Typo-Squatting on Rise, But Less Redirection to Adult
In assembling the study, McAfee reviewed 1.9 million variations on the 2,771 most popular existing domain names to get a sense of the latest tricks being employed by typo-squatters.
Among McAfee’s major findings was that the practice of directing traffic from nonadult domain name typos to adult sites and/or posting adult content on typo sites has declined since earlier studies were conducted in 2005 and 2002.
“The incidence of pornographic content on nonadult typo-squatted sites is just 2.4 percent, suggesting improvement since previous studies by other researchers,” McAfee said in its report.

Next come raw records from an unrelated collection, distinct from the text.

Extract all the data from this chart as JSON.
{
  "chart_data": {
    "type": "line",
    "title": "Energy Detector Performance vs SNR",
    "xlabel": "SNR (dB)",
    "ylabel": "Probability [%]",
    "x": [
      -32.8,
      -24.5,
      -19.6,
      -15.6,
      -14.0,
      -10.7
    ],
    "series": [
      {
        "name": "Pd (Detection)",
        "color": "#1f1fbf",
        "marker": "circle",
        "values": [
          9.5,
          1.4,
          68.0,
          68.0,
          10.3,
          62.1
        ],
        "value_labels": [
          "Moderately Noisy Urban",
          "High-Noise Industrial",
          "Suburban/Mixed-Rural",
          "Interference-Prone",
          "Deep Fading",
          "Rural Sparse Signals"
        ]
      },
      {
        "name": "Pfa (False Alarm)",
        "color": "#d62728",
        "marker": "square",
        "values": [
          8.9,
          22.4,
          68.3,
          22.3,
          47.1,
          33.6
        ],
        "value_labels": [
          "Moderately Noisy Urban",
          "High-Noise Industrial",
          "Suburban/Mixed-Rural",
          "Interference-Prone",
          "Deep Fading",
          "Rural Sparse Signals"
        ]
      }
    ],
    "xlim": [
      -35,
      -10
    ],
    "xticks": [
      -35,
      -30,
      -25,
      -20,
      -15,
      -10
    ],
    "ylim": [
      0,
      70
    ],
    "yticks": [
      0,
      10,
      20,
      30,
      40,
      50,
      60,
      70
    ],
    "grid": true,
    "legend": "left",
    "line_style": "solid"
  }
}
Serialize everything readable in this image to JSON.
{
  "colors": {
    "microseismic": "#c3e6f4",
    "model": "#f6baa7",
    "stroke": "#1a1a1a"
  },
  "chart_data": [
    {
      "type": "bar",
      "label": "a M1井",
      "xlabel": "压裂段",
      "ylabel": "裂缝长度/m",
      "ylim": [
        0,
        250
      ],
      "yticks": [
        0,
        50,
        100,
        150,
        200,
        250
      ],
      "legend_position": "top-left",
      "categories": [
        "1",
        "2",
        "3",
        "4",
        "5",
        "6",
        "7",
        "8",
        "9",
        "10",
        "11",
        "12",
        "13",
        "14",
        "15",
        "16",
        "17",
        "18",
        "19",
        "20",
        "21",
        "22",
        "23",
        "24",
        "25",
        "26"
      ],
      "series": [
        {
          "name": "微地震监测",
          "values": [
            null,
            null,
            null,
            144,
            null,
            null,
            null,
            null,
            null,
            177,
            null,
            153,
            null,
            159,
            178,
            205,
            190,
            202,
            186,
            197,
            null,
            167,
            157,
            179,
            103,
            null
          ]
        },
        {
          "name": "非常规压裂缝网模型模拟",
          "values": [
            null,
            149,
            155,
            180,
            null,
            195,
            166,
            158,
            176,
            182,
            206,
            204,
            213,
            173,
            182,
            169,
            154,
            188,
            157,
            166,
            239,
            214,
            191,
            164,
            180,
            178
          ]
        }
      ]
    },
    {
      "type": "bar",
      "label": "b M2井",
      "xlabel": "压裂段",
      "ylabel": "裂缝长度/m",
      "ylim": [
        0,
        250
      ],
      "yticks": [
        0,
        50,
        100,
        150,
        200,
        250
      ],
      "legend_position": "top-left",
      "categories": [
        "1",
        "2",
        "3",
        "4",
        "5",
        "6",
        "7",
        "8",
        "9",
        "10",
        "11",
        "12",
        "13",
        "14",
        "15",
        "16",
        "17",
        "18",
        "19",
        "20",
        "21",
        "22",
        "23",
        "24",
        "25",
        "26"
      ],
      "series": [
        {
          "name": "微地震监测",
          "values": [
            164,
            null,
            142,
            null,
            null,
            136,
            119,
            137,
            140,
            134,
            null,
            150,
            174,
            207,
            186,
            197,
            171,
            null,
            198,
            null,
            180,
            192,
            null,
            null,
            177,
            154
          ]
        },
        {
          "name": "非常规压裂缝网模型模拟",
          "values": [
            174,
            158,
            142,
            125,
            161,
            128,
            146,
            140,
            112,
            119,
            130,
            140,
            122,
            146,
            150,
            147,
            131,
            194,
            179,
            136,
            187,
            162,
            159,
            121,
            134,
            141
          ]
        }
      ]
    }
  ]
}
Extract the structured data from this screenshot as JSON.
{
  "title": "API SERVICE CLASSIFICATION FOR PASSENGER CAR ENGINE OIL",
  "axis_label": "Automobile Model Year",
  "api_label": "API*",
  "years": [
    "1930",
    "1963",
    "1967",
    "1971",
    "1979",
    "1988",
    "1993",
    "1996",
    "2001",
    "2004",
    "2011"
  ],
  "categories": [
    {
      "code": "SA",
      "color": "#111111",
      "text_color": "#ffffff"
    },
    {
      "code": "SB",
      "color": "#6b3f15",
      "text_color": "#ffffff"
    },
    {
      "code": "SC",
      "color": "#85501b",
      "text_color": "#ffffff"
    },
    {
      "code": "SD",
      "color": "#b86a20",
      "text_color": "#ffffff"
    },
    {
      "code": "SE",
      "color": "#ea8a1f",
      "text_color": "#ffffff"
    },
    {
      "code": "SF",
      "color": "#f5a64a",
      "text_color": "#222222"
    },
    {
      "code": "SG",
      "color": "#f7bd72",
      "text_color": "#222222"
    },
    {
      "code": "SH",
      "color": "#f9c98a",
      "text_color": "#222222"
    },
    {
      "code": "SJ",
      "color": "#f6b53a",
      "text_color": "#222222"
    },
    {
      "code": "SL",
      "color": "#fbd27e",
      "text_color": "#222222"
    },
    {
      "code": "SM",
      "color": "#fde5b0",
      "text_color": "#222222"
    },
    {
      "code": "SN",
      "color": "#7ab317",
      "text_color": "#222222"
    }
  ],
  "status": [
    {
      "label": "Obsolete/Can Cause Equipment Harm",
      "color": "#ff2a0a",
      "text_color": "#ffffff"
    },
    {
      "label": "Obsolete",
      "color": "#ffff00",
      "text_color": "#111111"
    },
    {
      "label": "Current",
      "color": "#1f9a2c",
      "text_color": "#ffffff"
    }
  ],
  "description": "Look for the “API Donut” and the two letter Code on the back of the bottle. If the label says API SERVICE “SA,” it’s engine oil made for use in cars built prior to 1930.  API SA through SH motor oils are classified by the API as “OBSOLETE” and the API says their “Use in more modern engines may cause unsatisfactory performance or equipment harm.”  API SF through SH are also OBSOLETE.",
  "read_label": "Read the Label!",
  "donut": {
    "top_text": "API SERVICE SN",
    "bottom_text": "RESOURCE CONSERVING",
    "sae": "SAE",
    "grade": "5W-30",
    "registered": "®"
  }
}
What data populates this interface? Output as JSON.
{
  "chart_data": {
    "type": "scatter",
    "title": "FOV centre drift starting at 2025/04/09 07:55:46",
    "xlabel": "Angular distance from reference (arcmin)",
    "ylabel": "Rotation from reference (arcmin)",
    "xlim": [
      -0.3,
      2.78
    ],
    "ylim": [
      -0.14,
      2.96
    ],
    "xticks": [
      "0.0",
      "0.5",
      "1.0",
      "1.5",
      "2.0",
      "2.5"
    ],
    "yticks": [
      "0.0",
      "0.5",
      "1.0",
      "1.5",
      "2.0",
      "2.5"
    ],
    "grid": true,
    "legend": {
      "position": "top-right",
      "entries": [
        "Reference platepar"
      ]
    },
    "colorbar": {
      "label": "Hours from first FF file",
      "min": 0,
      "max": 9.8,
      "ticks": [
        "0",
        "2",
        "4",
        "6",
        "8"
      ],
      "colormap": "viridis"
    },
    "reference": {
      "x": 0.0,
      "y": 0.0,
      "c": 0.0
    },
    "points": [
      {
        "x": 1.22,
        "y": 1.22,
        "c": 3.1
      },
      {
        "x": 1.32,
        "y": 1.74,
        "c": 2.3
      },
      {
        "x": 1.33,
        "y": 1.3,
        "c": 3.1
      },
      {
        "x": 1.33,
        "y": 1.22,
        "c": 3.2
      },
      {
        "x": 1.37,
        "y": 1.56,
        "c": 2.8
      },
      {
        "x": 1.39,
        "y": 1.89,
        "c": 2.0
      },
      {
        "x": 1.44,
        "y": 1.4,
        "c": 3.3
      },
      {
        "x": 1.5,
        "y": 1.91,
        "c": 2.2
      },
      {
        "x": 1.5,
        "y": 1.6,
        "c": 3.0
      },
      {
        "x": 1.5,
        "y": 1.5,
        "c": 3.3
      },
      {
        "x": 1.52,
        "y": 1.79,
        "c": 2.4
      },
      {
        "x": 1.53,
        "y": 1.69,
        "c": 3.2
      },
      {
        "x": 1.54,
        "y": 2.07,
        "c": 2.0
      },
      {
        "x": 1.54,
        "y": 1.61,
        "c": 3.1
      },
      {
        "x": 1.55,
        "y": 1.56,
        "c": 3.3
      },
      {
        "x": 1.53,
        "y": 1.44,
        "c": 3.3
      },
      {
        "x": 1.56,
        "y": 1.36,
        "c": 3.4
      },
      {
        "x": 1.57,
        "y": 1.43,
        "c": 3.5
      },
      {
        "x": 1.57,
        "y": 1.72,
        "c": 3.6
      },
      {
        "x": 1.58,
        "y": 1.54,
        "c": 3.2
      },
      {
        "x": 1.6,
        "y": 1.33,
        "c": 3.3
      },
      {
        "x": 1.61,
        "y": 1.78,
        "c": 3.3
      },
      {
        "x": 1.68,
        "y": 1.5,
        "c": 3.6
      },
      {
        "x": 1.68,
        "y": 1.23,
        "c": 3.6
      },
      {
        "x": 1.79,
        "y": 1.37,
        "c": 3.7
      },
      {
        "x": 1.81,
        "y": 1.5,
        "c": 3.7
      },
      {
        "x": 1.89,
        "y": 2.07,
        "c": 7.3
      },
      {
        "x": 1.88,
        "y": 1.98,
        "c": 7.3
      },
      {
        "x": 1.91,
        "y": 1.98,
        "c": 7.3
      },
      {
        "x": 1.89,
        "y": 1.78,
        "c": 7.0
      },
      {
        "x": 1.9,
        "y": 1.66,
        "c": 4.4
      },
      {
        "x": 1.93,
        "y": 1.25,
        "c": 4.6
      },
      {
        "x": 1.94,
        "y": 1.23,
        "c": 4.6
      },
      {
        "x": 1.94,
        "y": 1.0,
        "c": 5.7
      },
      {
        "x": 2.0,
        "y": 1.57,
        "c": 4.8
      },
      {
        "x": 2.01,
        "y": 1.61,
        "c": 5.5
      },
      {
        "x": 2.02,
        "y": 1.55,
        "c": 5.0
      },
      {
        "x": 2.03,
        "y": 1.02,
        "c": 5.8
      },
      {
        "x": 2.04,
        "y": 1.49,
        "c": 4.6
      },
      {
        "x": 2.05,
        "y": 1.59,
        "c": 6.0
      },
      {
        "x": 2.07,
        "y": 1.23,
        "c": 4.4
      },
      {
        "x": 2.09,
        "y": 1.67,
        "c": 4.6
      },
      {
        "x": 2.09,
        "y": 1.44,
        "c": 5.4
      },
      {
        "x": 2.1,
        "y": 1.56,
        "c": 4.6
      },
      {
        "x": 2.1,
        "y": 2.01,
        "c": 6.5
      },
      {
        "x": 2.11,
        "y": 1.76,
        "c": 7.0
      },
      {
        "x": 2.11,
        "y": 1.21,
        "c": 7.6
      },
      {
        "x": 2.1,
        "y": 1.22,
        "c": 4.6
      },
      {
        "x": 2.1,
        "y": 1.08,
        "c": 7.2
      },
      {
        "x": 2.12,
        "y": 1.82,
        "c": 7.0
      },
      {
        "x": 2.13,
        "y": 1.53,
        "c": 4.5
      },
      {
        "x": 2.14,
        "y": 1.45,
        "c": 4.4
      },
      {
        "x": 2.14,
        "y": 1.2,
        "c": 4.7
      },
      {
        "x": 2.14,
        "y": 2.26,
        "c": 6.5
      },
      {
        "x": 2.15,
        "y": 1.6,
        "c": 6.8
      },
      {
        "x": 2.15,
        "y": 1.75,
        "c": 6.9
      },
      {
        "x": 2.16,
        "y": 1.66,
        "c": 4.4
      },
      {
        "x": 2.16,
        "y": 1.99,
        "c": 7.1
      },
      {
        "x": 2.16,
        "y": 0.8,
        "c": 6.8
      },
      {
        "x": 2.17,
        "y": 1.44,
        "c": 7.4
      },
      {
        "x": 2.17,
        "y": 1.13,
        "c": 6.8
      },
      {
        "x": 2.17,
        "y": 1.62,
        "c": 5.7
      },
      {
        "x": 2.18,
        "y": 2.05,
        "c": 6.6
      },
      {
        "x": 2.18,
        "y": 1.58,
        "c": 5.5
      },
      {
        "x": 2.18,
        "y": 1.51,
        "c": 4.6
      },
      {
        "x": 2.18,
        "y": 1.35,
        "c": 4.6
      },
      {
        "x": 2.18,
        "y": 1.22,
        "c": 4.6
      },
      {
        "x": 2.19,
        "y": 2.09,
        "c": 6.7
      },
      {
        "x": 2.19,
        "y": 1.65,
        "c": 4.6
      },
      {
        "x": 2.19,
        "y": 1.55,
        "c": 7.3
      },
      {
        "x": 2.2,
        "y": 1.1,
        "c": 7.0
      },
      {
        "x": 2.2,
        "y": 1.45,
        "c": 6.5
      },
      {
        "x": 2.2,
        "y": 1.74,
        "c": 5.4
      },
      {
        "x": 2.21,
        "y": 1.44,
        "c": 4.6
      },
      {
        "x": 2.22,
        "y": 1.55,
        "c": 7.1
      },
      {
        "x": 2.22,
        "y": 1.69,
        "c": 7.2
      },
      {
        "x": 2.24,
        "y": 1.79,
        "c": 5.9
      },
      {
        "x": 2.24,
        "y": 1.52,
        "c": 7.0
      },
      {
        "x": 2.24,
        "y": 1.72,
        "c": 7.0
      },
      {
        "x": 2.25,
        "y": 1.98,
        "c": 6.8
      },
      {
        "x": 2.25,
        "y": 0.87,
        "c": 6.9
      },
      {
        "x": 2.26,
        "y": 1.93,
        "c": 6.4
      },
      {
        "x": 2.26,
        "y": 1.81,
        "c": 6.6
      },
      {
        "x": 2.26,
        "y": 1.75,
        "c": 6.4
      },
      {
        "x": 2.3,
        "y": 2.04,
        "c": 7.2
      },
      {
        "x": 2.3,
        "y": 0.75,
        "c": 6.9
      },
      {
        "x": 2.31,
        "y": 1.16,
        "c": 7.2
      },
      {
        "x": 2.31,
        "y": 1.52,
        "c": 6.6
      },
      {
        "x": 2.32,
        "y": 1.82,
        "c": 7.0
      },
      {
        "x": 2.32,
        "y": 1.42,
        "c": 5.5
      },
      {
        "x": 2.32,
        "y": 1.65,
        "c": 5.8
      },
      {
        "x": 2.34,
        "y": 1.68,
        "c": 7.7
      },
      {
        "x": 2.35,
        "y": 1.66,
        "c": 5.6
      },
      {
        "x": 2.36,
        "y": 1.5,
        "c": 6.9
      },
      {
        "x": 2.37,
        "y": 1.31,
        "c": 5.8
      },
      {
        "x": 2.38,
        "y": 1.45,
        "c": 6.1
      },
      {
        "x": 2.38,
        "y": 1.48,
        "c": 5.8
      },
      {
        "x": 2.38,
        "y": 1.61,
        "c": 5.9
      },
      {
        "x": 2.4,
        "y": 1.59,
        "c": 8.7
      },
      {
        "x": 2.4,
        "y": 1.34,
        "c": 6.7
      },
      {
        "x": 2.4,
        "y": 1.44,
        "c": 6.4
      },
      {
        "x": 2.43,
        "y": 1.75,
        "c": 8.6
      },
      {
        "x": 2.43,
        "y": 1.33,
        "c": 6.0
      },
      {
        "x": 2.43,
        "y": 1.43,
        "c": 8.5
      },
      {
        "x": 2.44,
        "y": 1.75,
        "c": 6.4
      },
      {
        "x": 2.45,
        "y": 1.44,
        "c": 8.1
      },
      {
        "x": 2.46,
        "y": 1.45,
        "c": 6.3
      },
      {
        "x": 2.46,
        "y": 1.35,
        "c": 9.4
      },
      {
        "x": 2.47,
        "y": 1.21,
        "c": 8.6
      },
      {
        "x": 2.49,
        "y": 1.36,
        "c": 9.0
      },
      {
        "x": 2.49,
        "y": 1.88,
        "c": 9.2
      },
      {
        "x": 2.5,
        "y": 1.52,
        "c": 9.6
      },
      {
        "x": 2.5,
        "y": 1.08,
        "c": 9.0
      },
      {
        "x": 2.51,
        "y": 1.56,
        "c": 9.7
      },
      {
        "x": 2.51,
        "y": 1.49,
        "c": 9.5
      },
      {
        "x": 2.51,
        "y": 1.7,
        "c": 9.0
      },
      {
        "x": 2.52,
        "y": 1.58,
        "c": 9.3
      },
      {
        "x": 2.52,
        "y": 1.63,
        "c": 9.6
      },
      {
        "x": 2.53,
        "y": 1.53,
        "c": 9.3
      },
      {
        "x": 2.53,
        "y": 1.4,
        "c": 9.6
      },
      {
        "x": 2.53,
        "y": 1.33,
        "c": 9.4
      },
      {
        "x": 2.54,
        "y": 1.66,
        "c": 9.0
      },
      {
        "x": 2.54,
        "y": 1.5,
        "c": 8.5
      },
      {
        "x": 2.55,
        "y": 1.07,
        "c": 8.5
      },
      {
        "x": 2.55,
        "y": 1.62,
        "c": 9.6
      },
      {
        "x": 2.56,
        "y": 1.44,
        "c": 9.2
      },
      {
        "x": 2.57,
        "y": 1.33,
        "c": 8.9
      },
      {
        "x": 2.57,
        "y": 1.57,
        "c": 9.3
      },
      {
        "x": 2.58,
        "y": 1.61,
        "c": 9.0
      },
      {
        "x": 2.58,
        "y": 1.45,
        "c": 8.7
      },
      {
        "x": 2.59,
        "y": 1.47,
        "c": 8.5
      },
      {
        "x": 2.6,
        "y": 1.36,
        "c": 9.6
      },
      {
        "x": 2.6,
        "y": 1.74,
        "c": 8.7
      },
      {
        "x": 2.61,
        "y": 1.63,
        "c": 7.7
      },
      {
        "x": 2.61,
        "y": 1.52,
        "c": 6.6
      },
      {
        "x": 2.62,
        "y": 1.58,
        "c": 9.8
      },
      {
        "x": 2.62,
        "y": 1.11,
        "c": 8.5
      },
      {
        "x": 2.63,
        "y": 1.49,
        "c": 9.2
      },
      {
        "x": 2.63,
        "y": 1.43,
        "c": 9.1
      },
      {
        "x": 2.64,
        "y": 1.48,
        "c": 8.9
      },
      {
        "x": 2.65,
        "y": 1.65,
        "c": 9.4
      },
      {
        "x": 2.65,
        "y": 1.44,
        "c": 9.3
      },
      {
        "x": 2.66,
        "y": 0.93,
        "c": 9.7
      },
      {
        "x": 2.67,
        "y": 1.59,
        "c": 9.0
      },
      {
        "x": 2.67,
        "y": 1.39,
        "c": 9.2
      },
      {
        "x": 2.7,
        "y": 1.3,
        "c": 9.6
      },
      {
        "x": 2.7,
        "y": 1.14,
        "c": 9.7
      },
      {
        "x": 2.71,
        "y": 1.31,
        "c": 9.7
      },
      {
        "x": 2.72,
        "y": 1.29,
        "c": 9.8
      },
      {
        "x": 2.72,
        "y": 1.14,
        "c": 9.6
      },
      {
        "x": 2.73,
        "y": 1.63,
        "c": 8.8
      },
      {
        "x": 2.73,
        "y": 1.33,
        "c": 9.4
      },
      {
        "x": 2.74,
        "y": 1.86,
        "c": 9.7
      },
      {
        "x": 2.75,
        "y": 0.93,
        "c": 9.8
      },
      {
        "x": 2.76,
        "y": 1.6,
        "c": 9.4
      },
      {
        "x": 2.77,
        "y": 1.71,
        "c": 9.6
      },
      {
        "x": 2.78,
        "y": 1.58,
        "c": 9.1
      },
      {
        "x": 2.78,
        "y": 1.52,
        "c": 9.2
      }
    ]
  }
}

Adult brands, on the other hand, have been heavily targeted by typo-squatters, according to the McAfee report. Of the popular domains examined in its study, McAfee said that the most commonly targeted sites for typo-squatters were game sites (14 percent targeted), airline sites (11.4 percent) and mainstream media company sites (10.8 percent), followed by adult sites (10.2 percent) and “Web 2.0-related” sites (9.6 percent).
ASACP Executive Director Joan Irvine told XBIZ that she found the latest typo-squatting data encouraging, as it demonstrated that there has been some progress since she first started with ASACP in 2002.
“It has gone from the Wild West to people realizing that they are running real companies,” Irvine said. “It’s no longer people thinking ‘I’m doing this for beer money.’ It’s good to see that people have grown their business — and grown up.”
Much of the decline in adult content on typo-squatting domains might be attributable to changes in U.S. law and the arrest of a single man — infamous typo-squatter John Zuccarini.
Zuccarini, who did business under a variety of corporate names, reportedly owned more than 8,800 domains prior to his arrest in 2003, at least 90 percent of which redirected to adult websites, according to researcher Ben Edelman.
The methods of Zuccarini and other typo-squatters led Internet users to be exposed unwillingly to adult content. Combined with widespread intellectual property concerns, concerns over the exposure of minors to adult content led the U.S. Congress to pass the “Anticybersquatting Consumer Protection Act” (also known as the “Truth in Domain Names Act”) in 2003.
Zuccarini pleaded guilty to violating the anticybersquatting act in 2004, and received a sentence of 2.5 years.